The reaction of acetonitrile with hydrogen peroxide in alkaline medium: a DFT mechanistic study of green production of amides.

We have investigated using DFT methods the reaction mechanism of the Radzisewski reaction to obtain an amide via the reaction of ACN and H2O2 under alkaline conditions. The direct reaction between ACN and H2O2 showed a quite high activation energy (about 45 kcal mol-1) rendering this path unreliable. Instead, a fast reaction between ACN and HOO- forming the deprotonated species (PAIA-) of the peroxyacetimidic acid (PAIA) was observed. From this, PAIA- was guessed to form PAIA through a fast reaction of hydrolysis.
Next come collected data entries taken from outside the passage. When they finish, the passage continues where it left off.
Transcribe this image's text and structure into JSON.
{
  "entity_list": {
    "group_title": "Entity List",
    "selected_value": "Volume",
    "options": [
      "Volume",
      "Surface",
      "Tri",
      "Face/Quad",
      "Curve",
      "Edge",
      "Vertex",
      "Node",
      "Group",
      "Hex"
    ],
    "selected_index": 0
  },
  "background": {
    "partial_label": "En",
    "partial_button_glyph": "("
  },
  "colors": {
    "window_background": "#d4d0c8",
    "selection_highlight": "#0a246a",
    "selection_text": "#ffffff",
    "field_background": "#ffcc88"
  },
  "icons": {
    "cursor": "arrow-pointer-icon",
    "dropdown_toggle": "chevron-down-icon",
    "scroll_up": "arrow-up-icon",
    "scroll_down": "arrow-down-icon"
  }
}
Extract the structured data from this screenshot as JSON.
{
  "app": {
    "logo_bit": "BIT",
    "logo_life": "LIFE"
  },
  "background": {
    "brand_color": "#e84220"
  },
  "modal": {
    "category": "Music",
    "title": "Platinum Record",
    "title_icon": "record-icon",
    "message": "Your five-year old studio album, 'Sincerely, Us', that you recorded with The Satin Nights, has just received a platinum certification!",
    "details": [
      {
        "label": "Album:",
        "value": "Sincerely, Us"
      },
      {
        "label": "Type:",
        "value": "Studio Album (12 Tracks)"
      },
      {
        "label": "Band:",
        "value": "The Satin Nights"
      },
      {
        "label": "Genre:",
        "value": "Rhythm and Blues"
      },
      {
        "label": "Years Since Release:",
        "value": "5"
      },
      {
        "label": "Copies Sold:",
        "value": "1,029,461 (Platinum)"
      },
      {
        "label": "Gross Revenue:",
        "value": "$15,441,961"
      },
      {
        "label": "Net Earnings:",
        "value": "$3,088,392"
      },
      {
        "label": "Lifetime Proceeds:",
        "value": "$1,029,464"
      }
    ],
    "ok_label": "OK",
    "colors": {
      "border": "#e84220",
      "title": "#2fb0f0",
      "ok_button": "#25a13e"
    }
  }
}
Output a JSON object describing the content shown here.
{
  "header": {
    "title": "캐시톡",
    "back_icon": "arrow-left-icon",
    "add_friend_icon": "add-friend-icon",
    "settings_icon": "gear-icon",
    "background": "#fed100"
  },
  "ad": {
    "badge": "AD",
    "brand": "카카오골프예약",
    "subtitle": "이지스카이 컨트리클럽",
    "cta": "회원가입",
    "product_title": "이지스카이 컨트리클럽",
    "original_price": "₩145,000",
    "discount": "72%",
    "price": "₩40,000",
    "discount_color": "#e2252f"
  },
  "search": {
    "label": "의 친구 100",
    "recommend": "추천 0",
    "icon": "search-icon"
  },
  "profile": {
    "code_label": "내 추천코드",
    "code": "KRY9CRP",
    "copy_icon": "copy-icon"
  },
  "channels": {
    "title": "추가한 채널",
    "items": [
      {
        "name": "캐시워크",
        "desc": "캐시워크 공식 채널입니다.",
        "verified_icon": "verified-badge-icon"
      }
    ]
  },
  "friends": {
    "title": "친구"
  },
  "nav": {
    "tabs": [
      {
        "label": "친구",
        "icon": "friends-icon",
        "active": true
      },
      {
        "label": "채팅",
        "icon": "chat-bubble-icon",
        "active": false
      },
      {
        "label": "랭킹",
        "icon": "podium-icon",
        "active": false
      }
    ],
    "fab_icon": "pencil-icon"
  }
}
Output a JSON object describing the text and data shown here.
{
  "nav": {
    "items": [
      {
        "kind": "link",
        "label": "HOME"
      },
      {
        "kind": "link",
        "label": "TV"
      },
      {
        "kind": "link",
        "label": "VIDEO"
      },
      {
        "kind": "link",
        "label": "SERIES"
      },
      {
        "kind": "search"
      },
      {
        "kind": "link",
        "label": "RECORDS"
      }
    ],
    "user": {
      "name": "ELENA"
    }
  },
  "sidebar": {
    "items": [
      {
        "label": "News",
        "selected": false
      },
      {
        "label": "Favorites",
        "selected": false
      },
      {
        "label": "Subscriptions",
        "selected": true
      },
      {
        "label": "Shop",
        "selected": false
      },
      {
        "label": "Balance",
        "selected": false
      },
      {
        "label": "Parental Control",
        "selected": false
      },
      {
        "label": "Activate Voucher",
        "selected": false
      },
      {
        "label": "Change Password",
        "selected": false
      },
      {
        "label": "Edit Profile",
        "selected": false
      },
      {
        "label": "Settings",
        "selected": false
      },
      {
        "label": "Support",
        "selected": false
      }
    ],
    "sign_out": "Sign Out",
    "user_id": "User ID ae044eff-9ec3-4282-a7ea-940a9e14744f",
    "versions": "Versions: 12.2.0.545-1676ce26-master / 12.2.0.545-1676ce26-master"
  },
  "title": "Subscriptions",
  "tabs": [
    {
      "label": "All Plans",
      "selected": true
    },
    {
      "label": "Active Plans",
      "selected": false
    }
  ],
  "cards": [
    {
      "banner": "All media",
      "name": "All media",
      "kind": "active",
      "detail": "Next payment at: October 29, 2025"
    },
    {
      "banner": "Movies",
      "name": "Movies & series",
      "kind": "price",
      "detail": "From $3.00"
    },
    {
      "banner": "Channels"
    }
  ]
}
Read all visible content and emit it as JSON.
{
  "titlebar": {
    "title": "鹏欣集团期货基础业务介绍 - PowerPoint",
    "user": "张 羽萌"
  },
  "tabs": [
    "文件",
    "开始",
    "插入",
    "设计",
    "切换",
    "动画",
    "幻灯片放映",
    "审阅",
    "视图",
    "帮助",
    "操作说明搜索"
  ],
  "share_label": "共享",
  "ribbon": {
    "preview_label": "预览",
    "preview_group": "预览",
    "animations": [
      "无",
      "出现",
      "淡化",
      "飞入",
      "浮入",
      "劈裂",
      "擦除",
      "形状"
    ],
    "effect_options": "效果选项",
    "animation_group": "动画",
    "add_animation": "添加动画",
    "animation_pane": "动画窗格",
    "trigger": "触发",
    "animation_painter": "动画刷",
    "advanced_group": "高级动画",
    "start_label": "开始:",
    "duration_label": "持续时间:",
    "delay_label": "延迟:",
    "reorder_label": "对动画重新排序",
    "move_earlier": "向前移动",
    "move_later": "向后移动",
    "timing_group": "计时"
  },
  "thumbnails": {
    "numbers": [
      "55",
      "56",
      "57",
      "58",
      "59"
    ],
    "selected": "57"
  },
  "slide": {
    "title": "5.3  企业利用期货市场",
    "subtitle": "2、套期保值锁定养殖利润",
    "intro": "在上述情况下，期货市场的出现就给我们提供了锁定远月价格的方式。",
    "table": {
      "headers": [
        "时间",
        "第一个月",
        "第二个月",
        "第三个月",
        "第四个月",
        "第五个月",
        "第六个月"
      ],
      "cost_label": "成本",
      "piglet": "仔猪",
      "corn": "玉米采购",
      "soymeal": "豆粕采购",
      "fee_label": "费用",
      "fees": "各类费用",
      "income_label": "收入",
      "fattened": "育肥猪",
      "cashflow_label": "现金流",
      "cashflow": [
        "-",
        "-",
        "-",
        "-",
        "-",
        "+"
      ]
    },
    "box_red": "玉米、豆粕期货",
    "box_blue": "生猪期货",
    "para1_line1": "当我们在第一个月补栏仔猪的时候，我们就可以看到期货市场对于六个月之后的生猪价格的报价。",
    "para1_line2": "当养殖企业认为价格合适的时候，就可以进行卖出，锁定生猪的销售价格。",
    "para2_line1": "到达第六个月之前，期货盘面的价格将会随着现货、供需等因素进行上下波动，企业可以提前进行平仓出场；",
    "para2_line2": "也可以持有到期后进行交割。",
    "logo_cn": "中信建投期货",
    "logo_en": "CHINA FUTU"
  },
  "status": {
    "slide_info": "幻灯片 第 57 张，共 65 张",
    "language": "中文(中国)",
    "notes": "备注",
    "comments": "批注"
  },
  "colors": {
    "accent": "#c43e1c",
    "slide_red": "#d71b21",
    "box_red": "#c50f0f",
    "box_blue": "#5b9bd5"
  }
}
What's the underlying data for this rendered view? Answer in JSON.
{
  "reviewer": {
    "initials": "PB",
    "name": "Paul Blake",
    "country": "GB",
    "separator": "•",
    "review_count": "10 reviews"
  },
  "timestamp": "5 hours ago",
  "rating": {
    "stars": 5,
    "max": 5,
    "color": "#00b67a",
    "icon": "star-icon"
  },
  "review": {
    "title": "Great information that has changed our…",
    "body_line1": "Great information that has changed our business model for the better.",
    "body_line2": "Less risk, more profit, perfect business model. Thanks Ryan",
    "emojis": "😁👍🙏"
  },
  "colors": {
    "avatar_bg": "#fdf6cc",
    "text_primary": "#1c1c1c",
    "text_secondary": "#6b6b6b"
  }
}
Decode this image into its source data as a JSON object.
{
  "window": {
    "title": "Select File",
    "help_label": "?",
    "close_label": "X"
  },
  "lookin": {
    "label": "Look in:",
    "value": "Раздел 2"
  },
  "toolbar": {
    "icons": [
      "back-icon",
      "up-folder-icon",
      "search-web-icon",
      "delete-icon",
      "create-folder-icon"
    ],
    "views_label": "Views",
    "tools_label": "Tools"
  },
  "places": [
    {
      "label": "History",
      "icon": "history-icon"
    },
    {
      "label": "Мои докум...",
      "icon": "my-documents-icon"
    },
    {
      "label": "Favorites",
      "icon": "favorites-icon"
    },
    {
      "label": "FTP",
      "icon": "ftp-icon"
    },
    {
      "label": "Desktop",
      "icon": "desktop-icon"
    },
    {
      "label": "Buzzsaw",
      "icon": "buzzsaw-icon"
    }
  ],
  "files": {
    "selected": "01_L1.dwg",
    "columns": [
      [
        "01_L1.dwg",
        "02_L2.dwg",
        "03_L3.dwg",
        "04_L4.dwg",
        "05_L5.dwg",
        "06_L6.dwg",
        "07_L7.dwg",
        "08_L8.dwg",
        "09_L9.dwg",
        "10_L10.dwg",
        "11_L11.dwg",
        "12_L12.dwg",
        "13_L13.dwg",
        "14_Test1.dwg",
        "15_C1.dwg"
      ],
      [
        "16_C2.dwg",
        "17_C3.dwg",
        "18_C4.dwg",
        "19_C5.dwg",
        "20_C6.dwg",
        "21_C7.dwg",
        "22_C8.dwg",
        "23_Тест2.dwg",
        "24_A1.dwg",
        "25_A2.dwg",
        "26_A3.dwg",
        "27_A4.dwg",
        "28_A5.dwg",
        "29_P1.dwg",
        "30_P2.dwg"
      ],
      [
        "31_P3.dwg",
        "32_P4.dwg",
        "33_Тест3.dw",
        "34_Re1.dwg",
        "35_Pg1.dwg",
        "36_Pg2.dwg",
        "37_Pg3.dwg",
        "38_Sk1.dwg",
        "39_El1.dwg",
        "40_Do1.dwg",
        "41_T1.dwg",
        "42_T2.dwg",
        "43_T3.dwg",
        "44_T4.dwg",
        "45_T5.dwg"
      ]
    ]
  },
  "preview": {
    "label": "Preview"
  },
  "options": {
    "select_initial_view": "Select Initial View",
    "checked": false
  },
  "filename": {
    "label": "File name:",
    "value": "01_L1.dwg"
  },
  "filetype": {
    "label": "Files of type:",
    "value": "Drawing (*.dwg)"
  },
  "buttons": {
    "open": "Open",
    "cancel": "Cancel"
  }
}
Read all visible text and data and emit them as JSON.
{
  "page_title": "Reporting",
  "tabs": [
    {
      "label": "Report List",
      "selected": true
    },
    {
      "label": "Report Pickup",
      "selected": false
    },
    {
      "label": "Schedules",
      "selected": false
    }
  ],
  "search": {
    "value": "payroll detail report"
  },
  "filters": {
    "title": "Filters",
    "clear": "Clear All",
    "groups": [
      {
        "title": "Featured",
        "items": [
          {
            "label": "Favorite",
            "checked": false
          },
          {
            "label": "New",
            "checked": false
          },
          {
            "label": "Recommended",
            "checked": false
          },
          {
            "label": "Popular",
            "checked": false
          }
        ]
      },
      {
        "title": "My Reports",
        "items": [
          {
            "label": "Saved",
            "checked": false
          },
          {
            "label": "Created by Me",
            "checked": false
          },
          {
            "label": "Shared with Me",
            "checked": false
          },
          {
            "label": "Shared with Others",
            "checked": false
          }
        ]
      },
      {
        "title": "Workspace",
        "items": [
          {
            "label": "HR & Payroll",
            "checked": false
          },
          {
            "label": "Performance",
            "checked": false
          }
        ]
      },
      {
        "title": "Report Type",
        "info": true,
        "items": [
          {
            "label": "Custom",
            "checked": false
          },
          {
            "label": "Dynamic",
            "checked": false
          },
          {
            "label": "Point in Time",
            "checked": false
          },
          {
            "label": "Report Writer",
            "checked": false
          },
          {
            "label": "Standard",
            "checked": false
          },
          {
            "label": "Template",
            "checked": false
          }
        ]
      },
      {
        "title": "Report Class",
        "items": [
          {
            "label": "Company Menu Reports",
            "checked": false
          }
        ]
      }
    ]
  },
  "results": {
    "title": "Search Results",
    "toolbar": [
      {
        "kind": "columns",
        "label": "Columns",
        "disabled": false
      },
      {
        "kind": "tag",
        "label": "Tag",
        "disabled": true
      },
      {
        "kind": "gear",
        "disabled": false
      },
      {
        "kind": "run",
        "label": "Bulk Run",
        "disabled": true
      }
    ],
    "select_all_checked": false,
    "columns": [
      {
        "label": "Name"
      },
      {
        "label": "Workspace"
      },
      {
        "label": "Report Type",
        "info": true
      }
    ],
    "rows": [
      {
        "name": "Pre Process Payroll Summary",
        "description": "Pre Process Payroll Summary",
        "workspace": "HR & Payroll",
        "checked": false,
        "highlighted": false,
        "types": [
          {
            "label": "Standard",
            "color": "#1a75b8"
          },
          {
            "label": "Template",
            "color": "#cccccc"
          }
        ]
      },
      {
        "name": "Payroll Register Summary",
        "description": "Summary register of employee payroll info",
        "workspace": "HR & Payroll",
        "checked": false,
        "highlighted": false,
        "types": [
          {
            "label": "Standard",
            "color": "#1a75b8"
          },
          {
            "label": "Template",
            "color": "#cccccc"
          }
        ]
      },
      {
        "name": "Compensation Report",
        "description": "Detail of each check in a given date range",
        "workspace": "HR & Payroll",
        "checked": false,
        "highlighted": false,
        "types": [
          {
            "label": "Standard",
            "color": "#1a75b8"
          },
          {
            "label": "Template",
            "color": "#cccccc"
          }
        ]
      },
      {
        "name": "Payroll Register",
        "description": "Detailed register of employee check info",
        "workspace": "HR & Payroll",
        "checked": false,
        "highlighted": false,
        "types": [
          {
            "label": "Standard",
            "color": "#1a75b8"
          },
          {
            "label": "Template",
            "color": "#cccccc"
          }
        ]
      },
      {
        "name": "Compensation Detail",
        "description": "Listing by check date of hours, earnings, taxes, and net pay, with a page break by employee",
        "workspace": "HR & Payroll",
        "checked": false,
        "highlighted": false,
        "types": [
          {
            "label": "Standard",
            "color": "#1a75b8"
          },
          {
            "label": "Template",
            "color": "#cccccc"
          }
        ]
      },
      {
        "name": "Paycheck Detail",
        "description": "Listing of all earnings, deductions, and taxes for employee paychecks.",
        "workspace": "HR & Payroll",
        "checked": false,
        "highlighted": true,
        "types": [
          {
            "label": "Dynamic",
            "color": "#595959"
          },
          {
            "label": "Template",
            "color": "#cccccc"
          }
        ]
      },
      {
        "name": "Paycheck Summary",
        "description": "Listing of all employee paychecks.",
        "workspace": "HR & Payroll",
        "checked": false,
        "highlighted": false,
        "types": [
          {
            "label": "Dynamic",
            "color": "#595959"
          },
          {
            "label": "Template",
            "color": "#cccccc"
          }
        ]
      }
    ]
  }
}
Moreover, a second way of formation of PAIA, through an OH- catalyzed path, made the rate determining step (RDS) in very good agreement with experimental data, hence neglecting the contribution of the kinetically favored hydrolysis of PAIA-. This discrepancy was reconciled by considering that the final amide was obtained through a regioselective path forming the PAIA and the further reaction involving the decomposition of PAIA and PAIA-. Indeed, the PAIA obtained from the hydrolysis reaction showed a configuration which did not match the configurational behavior required. Conversely, the PAIA formed from the RDS path matched the required configuration needed to obtain the amide. Our findings also disentangled the experimenal debate on the assignment of the RDS.